People line up outside of a Silicon Valley Bank office on March 13, 2023 in Santa Clara, California.
Justin Sullivan | Getty Images
After the sudden end of Silicon Valley Bank in March, market participants were quick to point out the role social media played in the velocity of its failure.
Now, about six weeks later, a working paper co-authored by a group of university professors digs deeper into the cause and effect of social media in the case of SVB, arguing that greater exposure to social media amplifies bank run risk and warning that other banks could face similar risks.
“Communication and coordination pose a risk to banks, especially when many of the deposits in the bank are uninsured,” the academic paper says. “The amplification of bank run risk via Twitter conversations is a unique opportunity to observe communication and coordination that shapes a critically important economic outcome − distress in banks.”
Furthermore, “given the increasingly pervasive nature of social communication on and off Twitter, we do not expect this risk to go away, but rather, it is likely to influence other outcomes, as well.”
In March, Silicon Valley Bank, a firm that primarily served startup businesses, became the biggest bank failure in the U.S. since the 2008 financial crisis and the second-largest ever – all in a 48-hour period.

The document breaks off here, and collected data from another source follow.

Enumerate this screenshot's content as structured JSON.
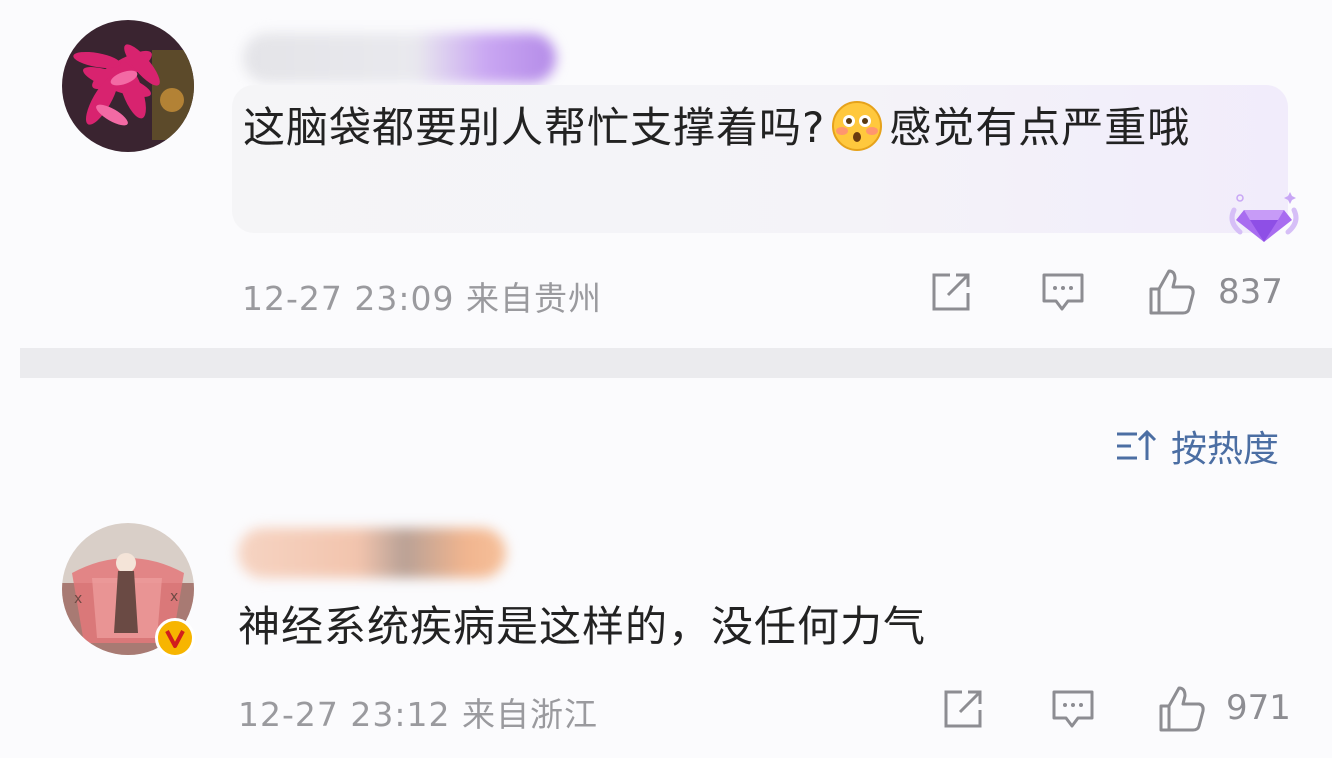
{
  "comments": [
    {
      "text_before_emoji": "这脑袋都要别人帮忙支撑着吗?",
      "emoji": "flushed-face-emoji",
      "text_after_emoji": "感觉有点严重哦",
      "meta": "12-27 23:09 来自贵州",
      "like_count": "837"
    },
    {
      "text": "神经系统疾病是这样的，没任何力气",
      "meta": "12-27 23:12 来自浙江",
      "like_count": "971"
    }
  ],
  "sort": {
    "label": "按热度"
  },
  "colors": {
    "meta_gray": "#9a9a9e",
    "sort_blue": "#4b6ea3",
    "divider": "#ebebee",
    "badge_purple": "#a86cf0",
    "verified_yellow": "#f7b500"
  }
}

Members of the venture capital community of investors in the very companies that got caught in the crisis have lamented their own role in it, spreading panic. One called it a “hysteria-induced bank run caused by VCs.”
The authors of the working paper examined original tweets (no retweets) from between Jan. 1, 2020 and Mar. 13, 2023 that include a financial institution’s cashtag (the stock ticker followed by the $ sign). They also looked at stock price data and hourly stock returns from the first half of this March to identify the impact of bank-related tweets on the stock return.
“During the run period, we find the intensity of Twitter conversation about a bank predicts stock market losses at the hourly frequency,” the paper says. “These results are consistent with depositors using Twitter to communicate in real time during the bank run.”
“More importantly, SVB is not the only bank to face this novel risk channel,” the authors wrote. “Open communication by depositors via social media increased the bank run risk for other banks that were ex ante exposed to such discussions in social media.”